Txema Urkijo, Basque Government Victims Support Office:
“Basque society is very small. We are barely 2,100,000 inhabitants, and violence has reached every corner of this society. I believe there will have to be a painstaking process of healing, an effort which involves everyone. This must include the recognition of all the victims, and reparation for all of them. There must be a conservation of memory, and this, notably, has to include investing in something very important: education – education in values and education of tolerance, which should allow people to live together peacefully and democratically. It will take time.”

euronews:
“The Basque nationalist left, Abertzale, ETA’s political wing, has said it regrets the consequences of ETA’s armed action, and recognises the pain inflicted on the victims of terrorism. Is this enough?”

Urkijo:
“What they’ve done so far is to recognise that there is this grief, but the characterisation of the grief is lacking. It’s as if they were victims of an earthquake, a natural disaster, who received people’s compassion. Beyond recognising the existence of the pain there is recognition of its origin, its wrongful cause. Those who caused it must recognise that – those who did it and who supported or encouraged it.
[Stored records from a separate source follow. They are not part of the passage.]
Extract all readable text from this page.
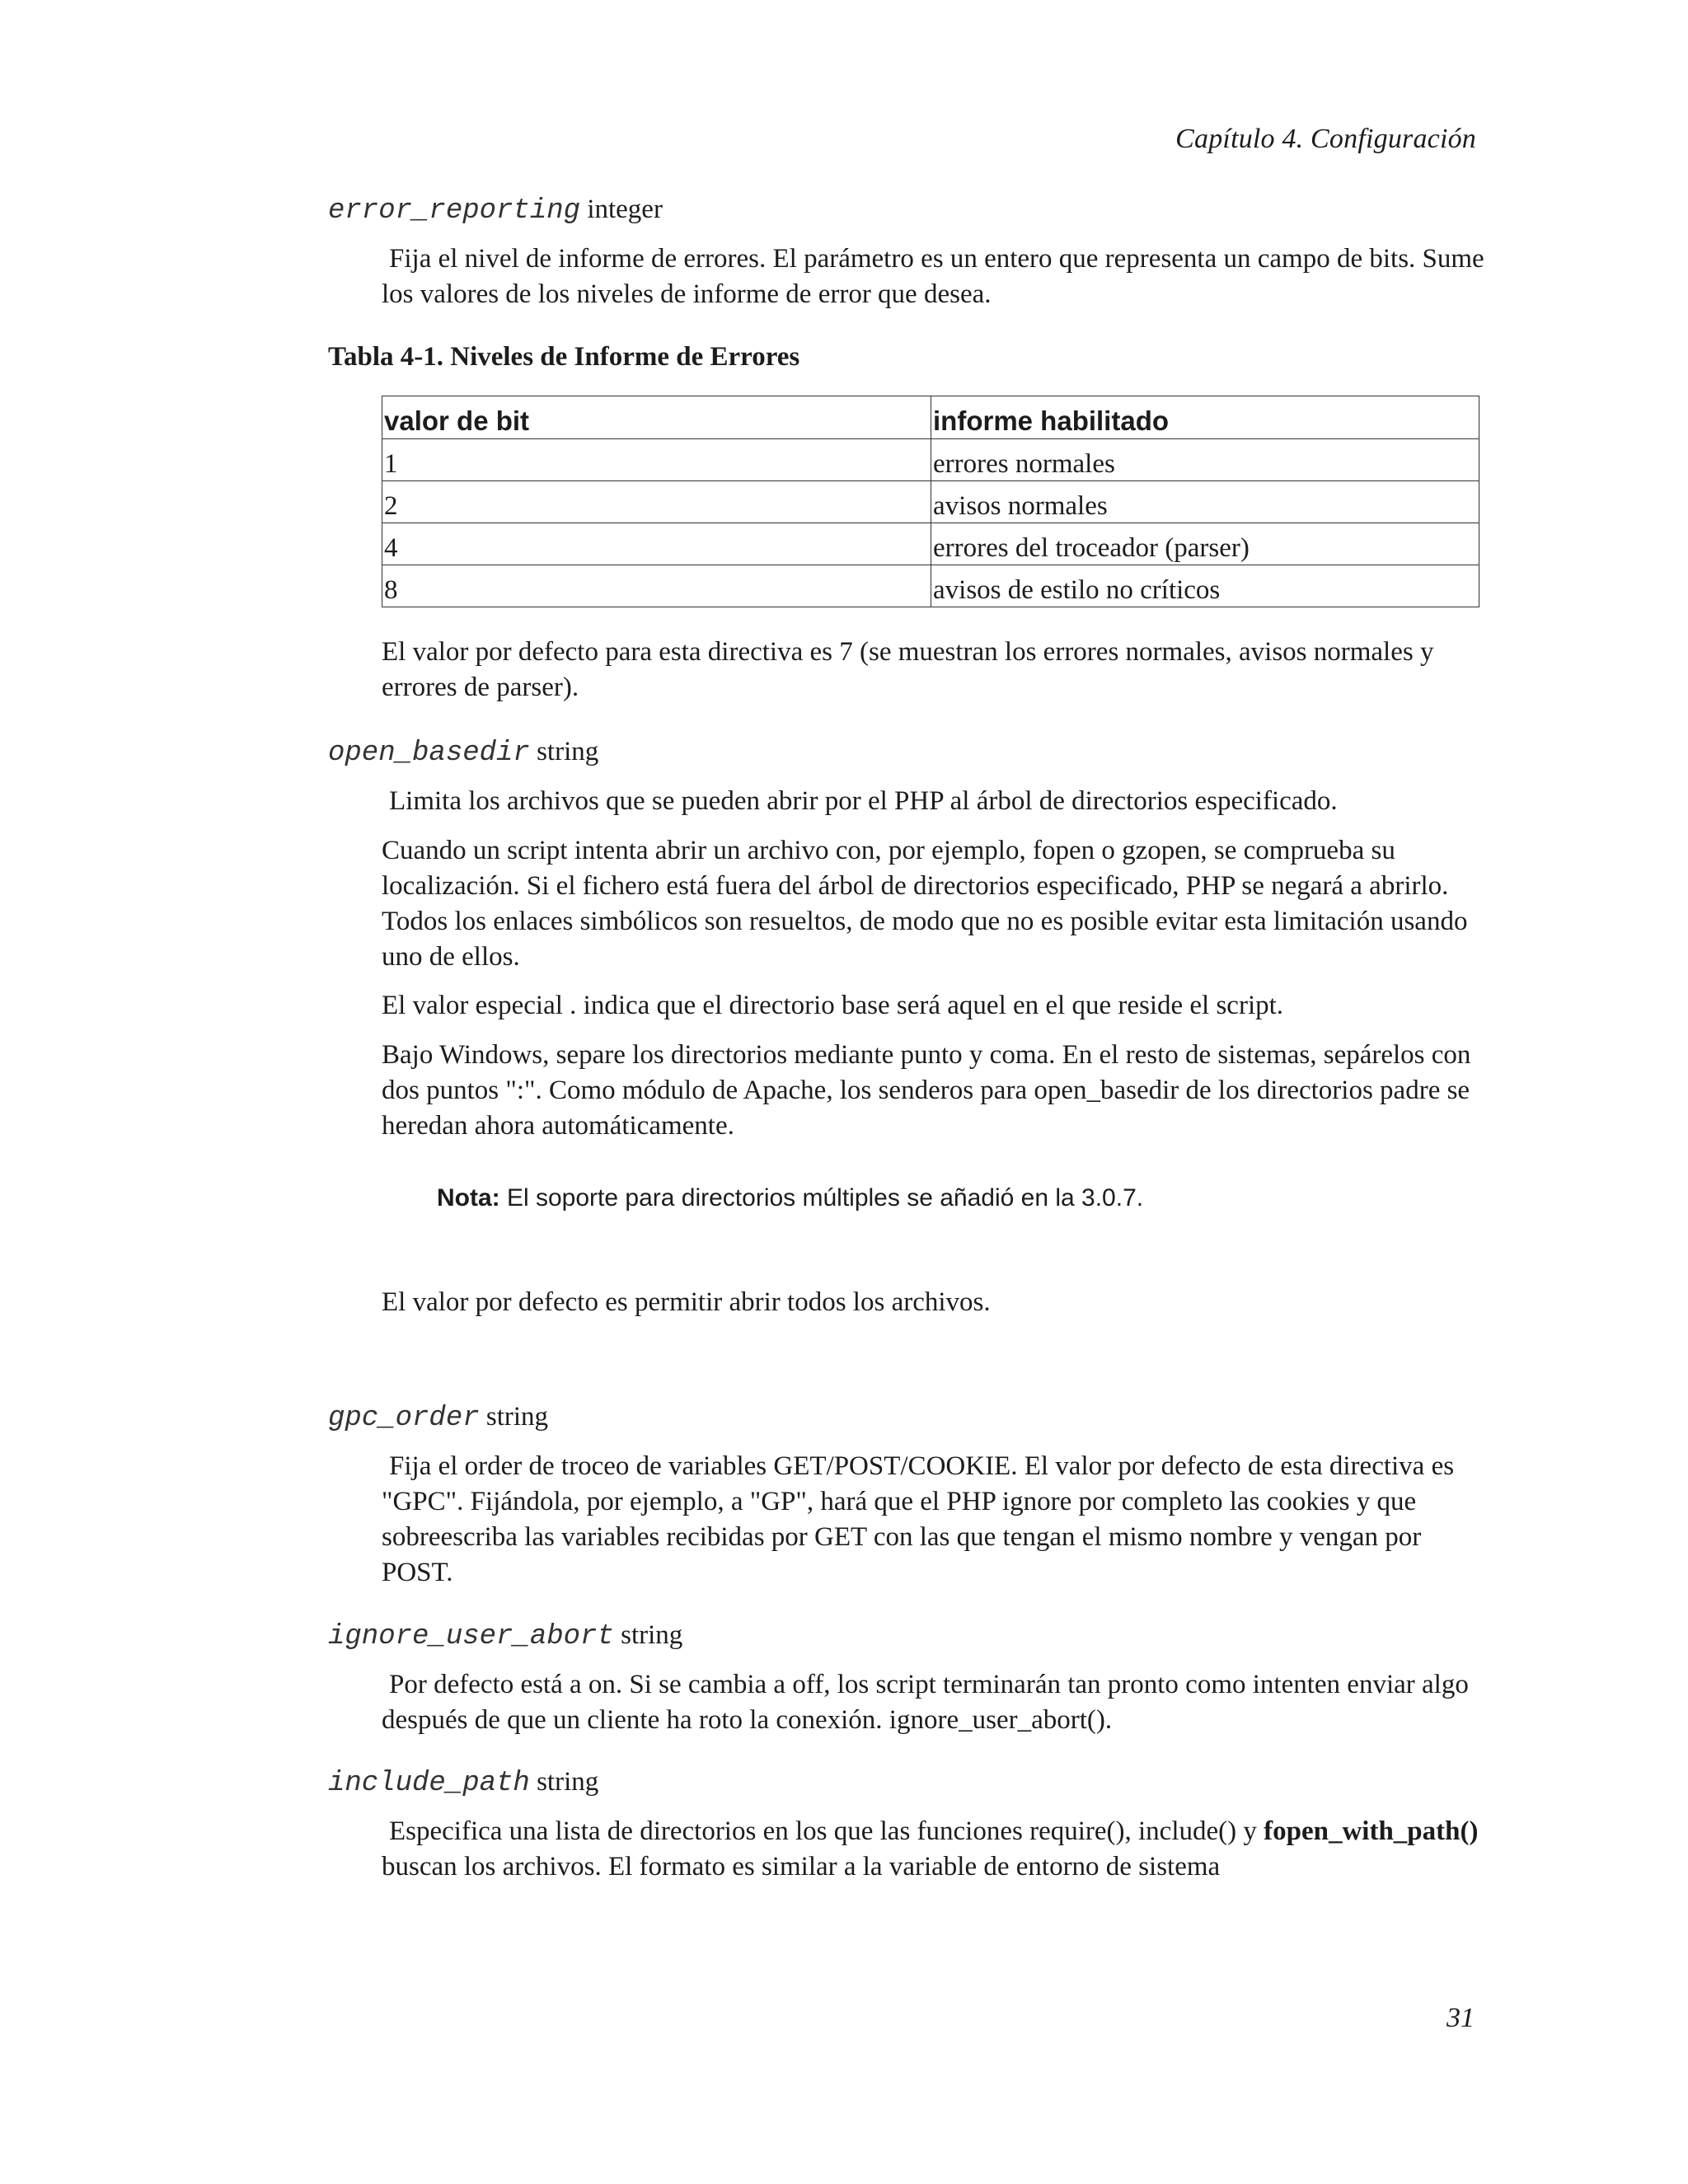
Capítulo 4. Configuración
error_reporting integer
Fija el nivel de informe de errores. El parámetro es un entero que representa un campo de bits. Sume los valores de los niveles de informe de error que desea.
Tabla 4-1. Niveles de Informe de Errores
valor de bit	informe habilitado
1	errores normales
2	avisos normales
4	errores del troceador (parser)
8	avisos de estilo no críticos
El valor por defecto para esta directiva es 7 (se muestran los errores normales, avisos normales y errores de parser).
open_basedir string
Limita los archivos que se pueden abrir por el PHP al árbol de directorios especificado.
Cuando un script intenta abrir un archivo con, por ejemplo, fopen o gzopen, se comprueba su localización. Si el fichero está fuera del árbol de directorios especificado, PHP se negará a abrirlo. Todos los enlaces simbólicos son resueltos, de modo que no es posible evitar esta limitación usando uno de ellos.
El valor especial . indica que el directorio base será aquel en el que reside el script.
Bajo Windows, separe los directorios mediante punto y coma. En el resto de sistemas, sepárelos con dos puntos ":". Como módulo de Apache, los senderos para open_basedir de los directorios padre se heredan ahora automáticamente.
Nota: El soporte para directorios múltiples se añadió en la 3.0.7.
El valor por defecto es permitir abrir todos los archivos.
gpc_order string
Fija el order de troceo de variables GET/POST/COOKIE. El valor por defecto de esta directiva es "GPC". Fijándola, por ejemplo, a "GP", hará que el PHP ignore por completo las cookies y que sobreescriba las variables recibidas por GET con las que tengan el mismo nombre y vengan por POST.
ignore_user_abort string
Por defecto está a on. Si se cambia a off, los script terminarán tan pronto como intenten enviar algo después de que un cliente ha roto la conexión. ignore_user_abort().
include_path string
Especifica una lista de directorios en los que las funciones require(), include() y fopen_with_path() buscan los archivos. El formato es similar a la variable de entorno de sistema
31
Therefore, the main task remaining for the Abertzale left is not only to recognise the grief but to admit that having caused it was bad, with the self-examination that goes with that.”

euronews:
“You, the Basque government, have organised meetings between the victims of terrorism and repentant members of ETA. What results came out of that?”

Urkijo:
“It was really positive. The number of cases is limited; there were barely a dozen of them, but it let us verify that among ETA prisoners there are some… even if there aren’t many it is qualitatively significant. A number of people were able to realise that violence is not only wrong when it is disruptive, when it is used to defend a political project or political ideas, but that it was wrong since the beginning. They admitted that they made a mistake, and that their error led them to commit irreparable harm against many people. They wanted to express that directly to the victims, to the people whose own flesh suffered, to recognise their responsibility and to ask to be forgiven. In this way, to reiterate, the dozen cases we were able to organise were very satisfying, as much for the prisoners themselves as for the victims, whose satisfaction was enhanced by knowing that these prisoners were not benefiting from a trade-off in terms of any lightening of their sentences. This was a guarantee of sincerity in the asking for forgiveness.”

euronews:
“There are regional elections in the Basque Country this Sunday, the first since ETA renounced armed action. What expectations do you have for the candidates who are elected?”

Urkijo:
“They must be aware of the historic moment and the historic opportunity they have before them. The government will bear the responsibility and the obligation to consolidate the terrorism-ending process, to consolidate the cohabitation process, to reinforce the initiatives that will contribute to the improvement of peaceful, democratic coexistence in the Basque Country. And for that they must take into account that any initiative in this domain must come out of a consensus among the political forces.”